The green Chevvie that picked him up south of Oxnard took him all the way to Hollywood. He uncramped himself from the seat, got out, thanked the guy, and stood there in a hot glare of late afternoon sunshine, watching the departing Chevvie lose itself in the flow of traffic. Automatically, his mind began working on the problem of how to find Mac.
In almost any other city — in New York or Chicago or Detroit — you begin trying to locate a man by looking in the phone book. But in Hollywood, people in show business considered it strategic to have unlisted numbers. An unlisted number made you appear important, big time. As long as Gladden had known Mac, the telephone directory had never listed Lyle MacComber.
Mac’s last address known to Gladden was the Sereno Apartments, near La Cienega Boulevard. It would do as a starting point. Mac had moved there from the little shack they had occupied together, because he had hooked up with a combo playing in a La Cienega nite spot, and said he wanted to be closer to the job.
“With me out every night,” he had told Gladden, “and snoring in all keys during the day, while you’re trying to paint in the next room — well, it just won’t work out. We’ll keep in touch, though. And here — here’s a couple of twenties, enough for another month’s rent. Pay it back when you land a job with Walt Disney. Otherwise, forget it.”

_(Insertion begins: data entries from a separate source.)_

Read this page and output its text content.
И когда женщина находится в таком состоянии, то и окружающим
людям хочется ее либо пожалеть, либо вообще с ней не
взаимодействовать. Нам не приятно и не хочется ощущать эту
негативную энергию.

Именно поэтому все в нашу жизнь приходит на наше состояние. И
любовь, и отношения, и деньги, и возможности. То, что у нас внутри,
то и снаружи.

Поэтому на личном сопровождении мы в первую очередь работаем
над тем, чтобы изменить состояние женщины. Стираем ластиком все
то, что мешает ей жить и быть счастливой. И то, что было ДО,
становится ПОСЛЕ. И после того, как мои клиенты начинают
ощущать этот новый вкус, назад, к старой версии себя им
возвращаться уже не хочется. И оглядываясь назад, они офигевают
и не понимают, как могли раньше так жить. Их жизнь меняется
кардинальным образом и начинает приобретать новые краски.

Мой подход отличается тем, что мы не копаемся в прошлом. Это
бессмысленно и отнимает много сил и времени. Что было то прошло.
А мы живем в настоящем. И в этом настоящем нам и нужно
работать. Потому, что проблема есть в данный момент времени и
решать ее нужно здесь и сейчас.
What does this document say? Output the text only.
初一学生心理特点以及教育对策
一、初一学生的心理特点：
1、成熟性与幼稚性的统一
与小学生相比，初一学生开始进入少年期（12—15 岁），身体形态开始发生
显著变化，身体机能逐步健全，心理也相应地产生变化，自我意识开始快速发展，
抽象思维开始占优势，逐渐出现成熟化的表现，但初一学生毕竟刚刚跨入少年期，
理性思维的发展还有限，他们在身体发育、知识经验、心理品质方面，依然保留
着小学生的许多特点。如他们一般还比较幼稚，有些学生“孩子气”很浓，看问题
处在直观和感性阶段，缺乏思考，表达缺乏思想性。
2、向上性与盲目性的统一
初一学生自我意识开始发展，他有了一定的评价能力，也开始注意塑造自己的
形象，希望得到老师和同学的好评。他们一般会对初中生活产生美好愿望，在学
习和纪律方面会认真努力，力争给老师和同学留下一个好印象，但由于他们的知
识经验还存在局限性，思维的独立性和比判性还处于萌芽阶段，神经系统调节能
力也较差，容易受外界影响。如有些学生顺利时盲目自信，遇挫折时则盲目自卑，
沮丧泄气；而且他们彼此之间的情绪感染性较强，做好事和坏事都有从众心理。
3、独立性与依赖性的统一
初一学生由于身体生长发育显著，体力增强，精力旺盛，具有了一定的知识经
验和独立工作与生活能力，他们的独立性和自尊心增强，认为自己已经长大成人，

Mac had been kidding about the job with Disney. But a funny thing — two days later, the Disney studio had phoned Gladden and had expressed interest in the sketches he had submitted. They had wanted to talk to him on the following morning. Gladden hadn’t kept the appointment. That evening, the cops had come in, searched him and the shack.
They had found a bottle of liquor from a store that had been robbed, along with the twenty-dollar bills. One of the bills had had a mark on it, a blob of purple ink. The old man who owned the liquor store had remembered it. So had the bank teller who had given it to him, not many hours before the stickup.
When the police had questioned Mac, he had denied everything. If they had found a bottle of liquor, it belonged to Gladden. Mac had removed all his belongings when he moved. He had moved, because he couldn’t get along with Gladden. Gladden? An oddball, a character who just wasn’t right.
Mac had laughed about the twenty-dollar bills. Did that make sense? Going around giving away twenties? Besides, at the time of the stickup, he had been in another part of town, working out an arrangement with the piano player of the combo. The piano player confirmed it.